SANAYİ
ORGANİZE SANAYİ BÖLGELERİ
(Dictionary of Economics) :
Sanayi yatırımlarını özendirmek ve sanayi üretiminin artmasını sağlamak amacıyla oluşturulan büyük sanayi bölgelerine verilen isim. Birbirleriyle uyumlu üretimde bulunan küçük ve orta ölçekli sanayi kuruluşlarının ortak altyapı hizmetlerinden yararlanmak üzere belirli bir alanda ve standart fabrika binaları içinde planlı biçimde toplanması olarak da tanımlanır. Burada 100den az iºçi çaliºtiran birimler küçük, 100-200 arasında işçi çalıştıran birimler orta ölçekli olarak kabul edilmektedir. Sanayinin geliştirilmesinde ve kentsel yerleşme düzeninin denetlenmesinde bir araç olarak ortaya çıkan OSB, Türkiyede ilk kez 1961-62 yıllarında Bursada gerçekleştirilmiş, sonraki yıllarda Manisa, Gaziantep, Eskişehir gibi illerde OSB kurulmuştur. OSB Türkiyede esas olarak sanayinin az gelişmiş bölgelere doğru yaygınlaştırılması ve dağınık düzensiz sanayi kuruluşlarının planlı bir yerleşme düzeni içcinde toplulaştırılması amaçlarıyla gerçekleştirilmektedir.
SANAYİLEŞME
(Dictionary of Economics) :
Dar anlamda sanayileşme, mal üretiminde makine kullanmayı ya da milli gelir içinde sanayi kesimi payının belirli bir orana erişmesi biçiminde tanımlanabilir. Geniş anlamda sanayileşme ise özellikle 19. yüzyılda başlayan Sanayi Devrimi ile birlikte oluşan ve ülkelerin ekonomik, sosyal, siyasal vb. alanlarda uğradıkları değişlikler dikkate alınarak açıklanabilir. 18. ve 19. yüzyılda Batı Avrupa ülkelerinin gelişmesinde rol oynayan sanayileşme hareketi genellikle her ülkede birbirine benzer sosyo ekonomik yapısal değişmelere neden olmuştur. Bu bakımdan sanayileşme kavramını açıklayabilmek için sanayi kesiminin ülkenin tüm yapısına etkilerini ele almak gerekir. Sanayileşme yalnızca sanayi kesimine yeni yatırımlar yapmak, tüketim maları imalatından ara malları üretimine geçmek değildir.Sanayileşmeyi hem kendi içindeki hem de oluşturduğu sorunları göz önüne alarak değerlendirmek gerekir.
YEDEK SANAYİ ORDUSU
(Dictionary of Economics) :
Kapitalizm ilerledikçe, işgücü talebi sermaye birikimine orantılı olarak artmadığı için ortaya çıkan işsizler. Marxın kullanmış olduğu bir terimdir. Marxa teknolojik iºsizligin artması sonucu, işsiz işçiler ordusunun her gün biraz daha büyüyeceğini idda etmektedir.
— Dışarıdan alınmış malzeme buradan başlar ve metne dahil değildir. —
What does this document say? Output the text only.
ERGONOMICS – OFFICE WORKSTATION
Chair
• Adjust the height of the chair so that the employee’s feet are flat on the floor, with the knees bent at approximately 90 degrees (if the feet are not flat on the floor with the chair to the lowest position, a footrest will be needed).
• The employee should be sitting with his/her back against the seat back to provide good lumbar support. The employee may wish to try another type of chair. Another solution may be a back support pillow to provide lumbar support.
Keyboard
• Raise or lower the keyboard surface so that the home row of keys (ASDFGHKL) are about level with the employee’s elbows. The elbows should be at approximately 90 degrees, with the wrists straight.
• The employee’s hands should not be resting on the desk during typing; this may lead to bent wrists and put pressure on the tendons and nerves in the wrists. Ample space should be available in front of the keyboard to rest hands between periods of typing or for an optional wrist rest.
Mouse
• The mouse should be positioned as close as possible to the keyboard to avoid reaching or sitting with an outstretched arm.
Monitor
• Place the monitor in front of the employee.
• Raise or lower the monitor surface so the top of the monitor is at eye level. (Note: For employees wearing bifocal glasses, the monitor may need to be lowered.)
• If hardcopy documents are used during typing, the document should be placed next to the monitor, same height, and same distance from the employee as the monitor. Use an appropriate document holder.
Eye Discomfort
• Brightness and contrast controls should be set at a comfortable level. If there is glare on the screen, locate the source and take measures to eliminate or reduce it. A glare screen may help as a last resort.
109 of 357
Bu durum ise birçok bakımlardan ücretleri aşağıya doğru itecektir. İşsizliğin oluşturduğu baskı, istihdam edilenlerin daha fazla emek sağlamalarına yol açacaktır. Bu suretle emek arzı bir anlamda işçi arzından müstakil olmaktadır.
YENİ DOĞAN SANAYİ
(Dictionary of Economics) :
Dış ticarette koruyuculuğu savunanların ileri sürdükleri tezlerden biri. Bu görüşe göre, ilerde gelişip karşılaştırmalı üstünlüğe sahip olacak sanayiler, optimum üretim düzeyine ulaşıncaya kadar dış rekabete karşı korunmalıdır. Aksi halde yabancı firmaların rekabeti daha gelişme fırsatı bulmadan yeni kurulan sanayilerin çökmesine neden olacaktır. Bu görüşü savunanlar, yeni kurulan endüstrilerin optimum üretim hacmine ulaştıklarında sağlanacak olan içsel ve dışsal ekonomiler nedeniyle, yabancı üreticilerle rekabet edebilir bir duruma geleceğini ileri sürerler.
MONTAJ SANAYİ
(Dictionary of Economics) :
Bir ürünün ayrı ayrı parçalarının bir araya getirilerek ürünün tamamının elde edilmesidir. İşletme ürettiği ürünün her parçasını kendi üretmeyebilir. Bunları başka işletmelerden veya kendi işletmesinin farklı birimlerinden sağlayabilir. Ne şekilde olursa olsun, ayrı ayrı parçalrın biraraya getirilmesiyle ürünün elde edilmesine montaj denir.